Given the following test3 table
/****** Object: Table [dbo].[test3] Script Date: 11/12/2023 9:30:17 AM ******/
IF EXISTS (SELECT * FROM sys.objects WHERE object_id = OBJECT_ID(N'[dbo].[test3]') AND type in (N'U'))
DROP TABLE [dbo].[test3]
GO
/****** Object: Table [dbo].[test3] Script Date: 11/12/2023 9:30:17 AM ******/
SET ANSI_NULLS ON
GO
SET QUOTED_IDENTIFIER ON
GO
CREATE TABLE [dbo].[test3](
[id] [int] IDENTITY(1,1) NOT NULL,
[column1] [varchar](10) NOT NULL
) ON [PRIMARY]
GO
SET IDENTITY_INSERT [dbo].[test3] ON
GO
INSERT [dbo].[test3] ([id], [column1]) VALUES (1, N'aaa')
GO
INSERT [dbo].[test3] ([id], [column1]) VALUES (2, N'bbb')
GO
SET IDENTITY_INSERT [dbo].[test3] OFF
GO
Problem:
The sqlstatement1 returns all two rows of the table. The sqlstatement2 returns zero rows of the table.
import pyodbc
connectionString = 'DRIVER={ODBC Driver 17 for SQL Server};SERVER=7D3QJR3;DATABASE=mint2;Trusted_Connection=yes'
currentConnection = pyodbc.connect(connectionString)
sqlStatement1 = '''
SELECT
id,
column1
FROM test3
WHERE
ISNULL(?, id) = id
ORDER BY
ID
'''
sqlStatement2 = '''
SELECT
id,
column1
FROM test3
WHERE
ISNULL(?, column1) = column1
ORDER BY
ID
'''
#Process sqlStatement1
sqlArgs = []
sqlArgs.append(None)
cursor = currentConnection.cursor()
cursor.execute(sqlStatement1,sqlArgs)
rows = cursor.fetchall()
print('ROWS WITH ID=NULL:' + str(len(rows)))
cursor.close()
#Process sqlStatement2
sqlArgs = []
sqlArgs.append(None)
cursor = currentConnection.cursor()
cursor.execute(sqlStatement2,sqlArgs)
rows = cursor.fetchall()
print('ROWS WITH COLUMN1=NULL:' + str(len(rows)))
cursor.close()
So why does it work with an int data type but not a string data type?
My gut is that the sp_prepexec statement is creating the positional parameter P1 as varchar(1) for some reason when the statement compares ? to a varchar column and sets P1 to and int when the statement comapres ? to a int column:
declare @p1 int
set @p1=1
exec sp_prepexec @p1 output,N'@P1 int',N'
SELECT
id,
column1
FROM test3
WHERE
ISNULL(@P1, id) = id
ORDER BY
ID
',NULL
select @p1
vs
declare @p1 int
set @p1=2
exec sp_prepexec @p1 output,N'@P1 varchar(1)',N'
SELECT
id,
column1
FROM test3
WHERE
ISNULL(@P1, column1) = column1
ORDER BY
ID
',NULL
select @p1
My gut is that the sp_prepexec statement is creating the positional parameter P1 as varchar(1) for some reason when the statement compares ? to a varchar column and sets P1 to and int when the statement comapres ? to a int column.
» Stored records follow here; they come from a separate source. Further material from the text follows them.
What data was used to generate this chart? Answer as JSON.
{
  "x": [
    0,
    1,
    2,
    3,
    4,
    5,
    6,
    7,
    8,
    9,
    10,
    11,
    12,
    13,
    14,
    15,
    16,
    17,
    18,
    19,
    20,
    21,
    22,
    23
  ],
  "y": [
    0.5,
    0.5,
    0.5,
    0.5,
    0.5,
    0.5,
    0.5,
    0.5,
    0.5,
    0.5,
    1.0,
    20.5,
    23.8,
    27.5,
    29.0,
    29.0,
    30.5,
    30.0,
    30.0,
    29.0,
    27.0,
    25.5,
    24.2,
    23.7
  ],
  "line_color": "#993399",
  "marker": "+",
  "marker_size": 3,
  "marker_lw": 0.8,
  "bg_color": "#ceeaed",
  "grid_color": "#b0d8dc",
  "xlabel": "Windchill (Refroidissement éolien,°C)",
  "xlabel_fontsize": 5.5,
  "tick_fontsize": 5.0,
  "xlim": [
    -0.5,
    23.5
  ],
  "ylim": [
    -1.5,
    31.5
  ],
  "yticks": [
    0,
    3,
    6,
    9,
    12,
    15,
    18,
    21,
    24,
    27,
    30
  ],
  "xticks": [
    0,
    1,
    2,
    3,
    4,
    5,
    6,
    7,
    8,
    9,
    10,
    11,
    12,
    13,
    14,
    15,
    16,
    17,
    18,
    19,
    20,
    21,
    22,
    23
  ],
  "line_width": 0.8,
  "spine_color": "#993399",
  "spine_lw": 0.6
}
Yes that is exactly what it does. It has no knowledge of how large to make the parameter, because you haven't told it. This has been noted on GitHub.
Because you are using it on the left side of an ISNULL, the right side is casted to the left side, hence the query is not giving the correct results.
You have a number of solutions:
You can use setinputsizes to set the type and size of a string parameter:
cursor.setinputsizes([(pyodbc.SQL_VARCHAR, 10, 0)])
Do an explicit cast. This is a much better option, as it can never fail and you can set each value individually.
WHERE
ISNULL(CAST(? AS varchar(10)), column1) = column1
You can also do this by setting it to a variable of the correct size first.
Rewrite your query to not use ISNULL, which you should do anyway, because it prevents the use of indexes.
OR
sqlStatement2 = '''
SELECT
id,
column1
FROM test3
WHERE
(? = column1 OR ? IS NULL)
ORDER BY
ID;
'''
sqlStatement2 = '''
SELECT
id,
column1
FROM test3
'''
if someValue is not None:
sqlStatement2 = sqlStatement2 + '''WHERE
? = column1
'''
sqlStatement2 = sqlStatement2 + '''ORDER BY
ID;
'''
Note that in these last two options, it's probably still ideal to set the variable size.